On Sunday night’s Game of Thrones, a major character died, a minor character will almost certainly die soon, and a slightly-less-minor character was sentenced to a fate worse than death. But on Twitter, as Variety reports, the conversation was dominated by a show that hasn’t even been born yet: Confederate, the Civil War alt-history project from Game of Thrones showrunners David Benioff and D.B. Weiss. The show, set in a world where the Confederacy survived the Civil War with slavery intact, has been a lightning rod for criticism since it was announced. The backlash was so strong and immediate that the producers—besides Benioff and Weiss, Nichelle Tramble Spellman and Malcolm Spellman are on board—gave a lengthy interview to explain why they thought it was a good idea. (Weiss name-checked Shelby Foote, which went over about as well as you’d expect.)
Unconvinced that the guys who handled Daenerys Targaryen’s trip to the lands of the Dothraki were the best people to put in charge of a modern-day slavery story, activist April Reign, who created the #OscarsSoWhite campaign—and got academy rules changed as a result—launched a new hashtag protest urging HBO to cancel the project: #NoConfederate.
Reign hoped to stop Confederate before it was written or cast, so that HBO’s sunk costs wouldn’t be too high to back out. She was joined by Bree Newsome, the activist who climbed the flagpole outside the South Carolina Statehouse in 2015 to take down the Confederate flag. And they were joined by countless others: #NoConfederate was the No. 1 trending hashtag in the U.S. during Game of Thrones’ airtime and No. 2 in the world. HBO responded in a statement:
We have great respect for the dialogue and concern being expressed around Confederate. We have faith that Nichelle, Dan, David and Malcolm will approach the subject with care and sensitivity. The project is currently in its infancy so we hope that people will reserve judgment until there is something to see.

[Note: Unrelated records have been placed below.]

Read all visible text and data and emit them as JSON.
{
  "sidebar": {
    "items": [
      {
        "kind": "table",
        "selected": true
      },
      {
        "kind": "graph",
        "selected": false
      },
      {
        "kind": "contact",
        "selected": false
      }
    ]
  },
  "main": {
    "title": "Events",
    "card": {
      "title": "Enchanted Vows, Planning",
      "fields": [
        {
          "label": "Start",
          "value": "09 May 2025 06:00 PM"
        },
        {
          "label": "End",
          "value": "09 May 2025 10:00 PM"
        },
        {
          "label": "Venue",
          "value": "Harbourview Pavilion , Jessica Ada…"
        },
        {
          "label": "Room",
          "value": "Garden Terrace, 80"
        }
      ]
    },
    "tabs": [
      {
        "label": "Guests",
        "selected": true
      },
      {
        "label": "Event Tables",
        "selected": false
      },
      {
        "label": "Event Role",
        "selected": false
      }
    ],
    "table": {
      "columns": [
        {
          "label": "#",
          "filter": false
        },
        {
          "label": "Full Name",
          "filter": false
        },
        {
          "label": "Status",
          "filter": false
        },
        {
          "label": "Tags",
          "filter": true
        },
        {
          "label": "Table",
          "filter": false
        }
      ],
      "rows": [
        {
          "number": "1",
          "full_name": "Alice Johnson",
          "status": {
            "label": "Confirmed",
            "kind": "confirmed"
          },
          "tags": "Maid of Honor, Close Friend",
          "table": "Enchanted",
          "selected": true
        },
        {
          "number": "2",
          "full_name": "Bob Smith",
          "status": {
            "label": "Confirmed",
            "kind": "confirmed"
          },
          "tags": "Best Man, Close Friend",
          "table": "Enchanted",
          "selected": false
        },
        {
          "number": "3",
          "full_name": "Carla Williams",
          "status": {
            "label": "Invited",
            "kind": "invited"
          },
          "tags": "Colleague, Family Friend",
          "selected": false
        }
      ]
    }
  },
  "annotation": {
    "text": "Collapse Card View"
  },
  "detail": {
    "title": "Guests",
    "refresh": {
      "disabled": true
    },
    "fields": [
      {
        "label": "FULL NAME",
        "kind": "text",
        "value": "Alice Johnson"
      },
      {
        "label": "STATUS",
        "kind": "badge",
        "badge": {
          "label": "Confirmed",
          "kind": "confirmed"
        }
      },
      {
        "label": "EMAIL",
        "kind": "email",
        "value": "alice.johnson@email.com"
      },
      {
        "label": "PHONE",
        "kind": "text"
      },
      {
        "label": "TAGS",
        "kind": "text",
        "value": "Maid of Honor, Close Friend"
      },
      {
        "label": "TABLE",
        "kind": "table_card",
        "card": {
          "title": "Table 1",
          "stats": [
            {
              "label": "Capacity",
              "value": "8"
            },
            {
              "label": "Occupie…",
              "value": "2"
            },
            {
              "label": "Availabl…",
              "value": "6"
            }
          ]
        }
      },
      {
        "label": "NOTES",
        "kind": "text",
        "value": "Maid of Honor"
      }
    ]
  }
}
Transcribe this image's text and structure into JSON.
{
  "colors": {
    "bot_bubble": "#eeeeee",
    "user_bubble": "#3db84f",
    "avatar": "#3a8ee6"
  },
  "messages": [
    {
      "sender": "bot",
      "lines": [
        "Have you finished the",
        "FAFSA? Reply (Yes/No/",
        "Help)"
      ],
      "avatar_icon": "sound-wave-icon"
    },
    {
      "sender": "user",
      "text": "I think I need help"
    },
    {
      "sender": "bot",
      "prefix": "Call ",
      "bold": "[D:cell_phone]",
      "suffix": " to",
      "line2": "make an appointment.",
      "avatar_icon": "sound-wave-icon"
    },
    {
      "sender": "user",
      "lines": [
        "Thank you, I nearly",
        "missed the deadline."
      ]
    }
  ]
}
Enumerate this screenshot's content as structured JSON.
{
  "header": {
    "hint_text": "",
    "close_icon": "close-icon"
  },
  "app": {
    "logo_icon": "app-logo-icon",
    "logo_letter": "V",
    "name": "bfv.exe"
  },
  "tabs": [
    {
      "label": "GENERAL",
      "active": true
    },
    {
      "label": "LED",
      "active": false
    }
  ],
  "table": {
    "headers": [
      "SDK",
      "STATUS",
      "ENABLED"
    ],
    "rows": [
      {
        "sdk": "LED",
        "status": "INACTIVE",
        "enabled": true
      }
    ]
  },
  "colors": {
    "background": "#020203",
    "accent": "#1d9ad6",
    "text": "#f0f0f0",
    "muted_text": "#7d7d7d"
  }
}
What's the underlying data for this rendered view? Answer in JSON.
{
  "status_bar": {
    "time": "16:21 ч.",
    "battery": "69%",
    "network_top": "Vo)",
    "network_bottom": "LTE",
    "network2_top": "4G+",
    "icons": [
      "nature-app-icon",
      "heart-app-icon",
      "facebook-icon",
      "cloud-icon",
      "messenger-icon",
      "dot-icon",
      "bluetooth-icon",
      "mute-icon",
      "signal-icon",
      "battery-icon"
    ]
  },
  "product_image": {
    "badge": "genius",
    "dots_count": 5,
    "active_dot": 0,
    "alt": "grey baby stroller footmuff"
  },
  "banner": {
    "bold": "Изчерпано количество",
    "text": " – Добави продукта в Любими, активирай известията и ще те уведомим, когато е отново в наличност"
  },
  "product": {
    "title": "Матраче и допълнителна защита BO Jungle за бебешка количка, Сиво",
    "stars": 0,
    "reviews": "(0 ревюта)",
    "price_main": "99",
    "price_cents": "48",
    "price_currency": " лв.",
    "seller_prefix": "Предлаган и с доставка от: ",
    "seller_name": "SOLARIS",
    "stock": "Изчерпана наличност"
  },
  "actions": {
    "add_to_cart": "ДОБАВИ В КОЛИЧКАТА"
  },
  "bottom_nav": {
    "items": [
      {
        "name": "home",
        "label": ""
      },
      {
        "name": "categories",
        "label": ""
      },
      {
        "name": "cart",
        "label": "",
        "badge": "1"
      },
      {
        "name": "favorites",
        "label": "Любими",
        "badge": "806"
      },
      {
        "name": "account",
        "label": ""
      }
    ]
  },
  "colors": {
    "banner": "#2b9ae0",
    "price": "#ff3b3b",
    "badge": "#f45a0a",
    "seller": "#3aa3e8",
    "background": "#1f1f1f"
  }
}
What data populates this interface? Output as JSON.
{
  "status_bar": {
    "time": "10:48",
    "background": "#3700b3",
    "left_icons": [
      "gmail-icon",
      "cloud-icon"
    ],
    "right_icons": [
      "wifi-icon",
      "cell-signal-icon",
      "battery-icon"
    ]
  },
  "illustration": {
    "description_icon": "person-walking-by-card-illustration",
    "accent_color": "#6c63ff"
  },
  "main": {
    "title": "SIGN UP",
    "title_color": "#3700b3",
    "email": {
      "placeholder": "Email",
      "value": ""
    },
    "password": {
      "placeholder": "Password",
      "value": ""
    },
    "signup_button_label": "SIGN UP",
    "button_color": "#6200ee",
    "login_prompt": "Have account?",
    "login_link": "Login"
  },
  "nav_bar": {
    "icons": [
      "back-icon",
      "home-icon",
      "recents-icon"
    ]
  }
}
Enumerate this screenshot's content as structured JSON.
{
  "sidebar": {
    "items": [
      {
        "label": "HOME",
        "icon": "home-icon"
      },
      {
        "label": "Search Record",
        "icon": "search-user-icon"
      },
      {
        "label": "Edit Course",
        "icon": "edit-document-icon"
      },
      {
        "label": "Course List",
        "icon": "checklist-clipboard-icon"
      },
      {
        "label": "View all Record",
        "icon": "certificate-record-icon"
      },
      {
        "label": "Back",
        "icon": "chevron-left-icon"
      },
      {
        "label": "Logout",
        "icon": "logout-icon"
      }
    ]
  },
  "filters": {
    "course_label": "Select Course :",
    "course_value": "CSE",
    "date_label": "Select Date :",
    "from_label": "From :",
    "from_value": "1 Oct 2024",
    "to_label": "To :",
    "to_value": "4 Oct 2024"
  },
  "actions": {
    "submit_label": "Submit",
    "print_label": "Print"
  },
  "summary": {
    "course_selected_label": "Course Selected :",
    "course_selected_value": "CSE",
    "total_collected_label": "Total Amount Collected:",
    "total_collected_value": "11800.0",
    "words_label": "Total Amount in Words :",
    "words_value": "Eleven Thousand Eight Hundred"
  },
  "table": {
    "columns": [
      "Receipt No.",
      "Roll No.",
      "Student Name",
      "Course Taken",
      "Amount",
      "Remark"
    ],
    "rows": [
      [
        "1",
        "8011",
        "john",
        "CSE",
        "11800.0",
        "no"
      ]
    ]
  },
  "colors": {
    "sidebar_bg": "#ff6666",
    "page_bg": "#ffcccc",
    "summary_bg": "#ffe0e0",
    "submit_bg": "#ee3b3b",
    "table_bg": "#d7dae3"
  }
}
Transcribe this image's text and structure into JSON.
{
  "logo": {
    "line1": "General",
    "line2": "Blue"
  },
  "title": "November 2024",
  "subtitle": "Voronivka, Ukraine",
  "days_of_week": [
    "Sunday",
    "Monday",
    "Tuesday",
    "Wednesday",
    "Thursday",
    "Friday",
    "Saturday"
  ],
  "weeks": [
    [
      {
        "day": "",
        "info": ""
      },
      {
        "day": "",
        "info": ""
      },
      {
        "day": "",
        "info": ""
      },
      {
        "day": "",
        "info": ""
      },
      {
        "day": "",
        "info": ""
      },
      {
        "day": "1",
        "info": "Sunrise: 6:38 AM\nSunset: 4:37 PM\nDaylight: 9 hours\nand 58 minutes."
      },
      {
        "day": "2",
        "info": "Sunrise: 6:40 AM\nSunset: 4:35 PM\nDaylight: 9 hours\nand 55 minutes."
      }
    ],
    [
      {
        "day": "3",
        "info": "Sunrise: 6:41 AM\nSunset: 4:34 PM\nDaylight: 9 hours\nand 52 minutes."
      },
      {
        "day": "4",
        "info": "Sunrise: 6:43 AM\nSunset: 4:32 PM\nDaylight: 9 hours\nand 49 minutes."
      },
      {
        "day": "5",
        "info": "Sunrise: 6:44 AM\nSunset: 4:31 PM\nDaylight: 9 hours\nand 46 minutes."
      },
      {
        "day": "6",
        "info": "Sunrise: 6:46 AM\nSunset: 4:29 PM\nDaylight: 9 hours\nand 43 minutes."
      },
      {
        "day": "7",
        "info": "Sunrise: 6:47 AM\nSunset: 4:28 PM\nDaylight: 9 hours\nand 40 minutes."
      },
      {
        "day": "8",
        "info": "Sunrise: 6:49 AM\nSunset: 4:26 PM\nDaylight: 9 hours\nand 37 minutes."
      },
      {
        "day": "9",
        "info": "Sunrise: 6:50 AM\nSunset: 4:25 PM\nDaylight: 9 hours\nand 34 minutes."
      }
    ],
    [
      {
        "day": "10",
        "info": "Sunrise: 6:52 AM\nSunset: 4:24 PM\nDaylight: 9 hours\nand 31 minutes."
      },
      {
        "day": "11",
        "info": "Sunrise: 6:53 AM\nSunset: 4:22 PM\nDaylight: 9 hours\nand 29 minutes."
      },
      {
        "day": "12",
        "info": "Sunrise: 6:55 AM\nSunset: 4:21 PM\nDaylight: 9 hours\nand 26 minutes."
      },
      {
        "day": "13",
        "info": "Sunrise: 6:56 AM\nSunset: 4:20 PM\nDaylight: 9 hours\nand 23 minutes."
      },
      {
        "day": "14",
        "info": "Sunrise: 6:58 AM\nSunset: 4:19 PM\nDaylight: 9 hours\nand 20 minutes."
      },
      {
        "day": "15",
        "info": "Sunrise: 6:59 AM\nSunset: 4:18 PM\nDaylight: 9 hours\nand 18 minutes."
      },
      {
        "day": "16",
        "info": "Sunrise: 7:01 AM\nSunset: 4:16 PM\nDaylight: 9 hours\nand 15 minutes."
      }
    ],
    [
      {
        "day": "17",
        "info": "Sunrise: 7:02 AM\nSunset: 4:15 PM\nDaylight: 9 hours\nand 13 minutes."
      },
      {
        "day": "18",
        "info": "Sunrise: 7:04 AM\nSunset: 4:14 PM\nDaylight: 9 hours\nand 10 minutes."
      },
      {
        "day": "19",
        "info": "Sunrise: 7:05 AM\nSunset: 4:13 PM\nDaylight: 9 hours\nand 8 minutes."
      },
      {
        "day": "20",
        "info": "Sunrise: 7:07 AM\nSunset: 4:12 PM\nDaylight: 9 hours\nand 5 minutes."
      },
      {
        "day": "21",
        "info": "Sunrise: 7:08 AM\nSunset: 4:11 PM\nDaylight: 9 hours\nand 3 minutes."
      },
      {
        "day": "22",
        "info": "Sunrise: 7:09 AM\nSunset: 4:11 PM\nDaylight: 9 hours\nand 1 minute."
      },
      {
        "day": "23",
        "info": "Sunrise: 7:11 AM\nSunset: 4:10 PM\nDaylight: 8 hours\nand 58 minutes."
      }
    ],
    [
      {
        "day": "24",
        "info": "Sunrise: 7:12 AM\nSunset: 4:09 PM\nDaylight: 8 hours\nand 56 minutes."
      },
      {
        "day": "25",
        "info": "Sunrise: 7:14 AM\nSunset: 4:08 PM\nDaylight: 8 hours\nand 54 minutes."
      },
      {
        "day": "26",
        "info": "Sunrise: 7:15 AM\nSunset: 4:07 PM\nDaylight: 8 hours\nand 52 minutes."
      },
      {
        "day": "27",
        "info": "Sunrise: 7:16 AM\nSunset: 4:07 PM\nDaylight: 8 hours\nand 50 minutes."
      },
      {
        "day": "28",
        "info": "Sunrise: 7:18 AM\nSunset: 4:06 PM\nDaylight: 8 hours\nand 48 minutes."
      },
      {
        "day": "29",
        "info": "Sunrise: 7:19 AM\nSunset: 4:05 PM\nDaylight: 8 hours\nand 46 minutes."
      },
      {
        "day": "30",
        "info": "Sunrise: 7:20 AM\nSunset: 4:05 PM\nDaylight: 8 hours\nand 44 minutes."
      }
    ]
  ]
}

There won’t be anything to see for years: Production on Confederate is scheduled to start once Game of Thrones finishes its eighth and final season, which won’t be until late 2018 or early 2019. So if everything goes according to HBO’s plan, Confederate might not air until 2020. By then, things should have calmed down, because it’s not like there’s any reason white supremacy would be a touchier subject than usual in 2020, right?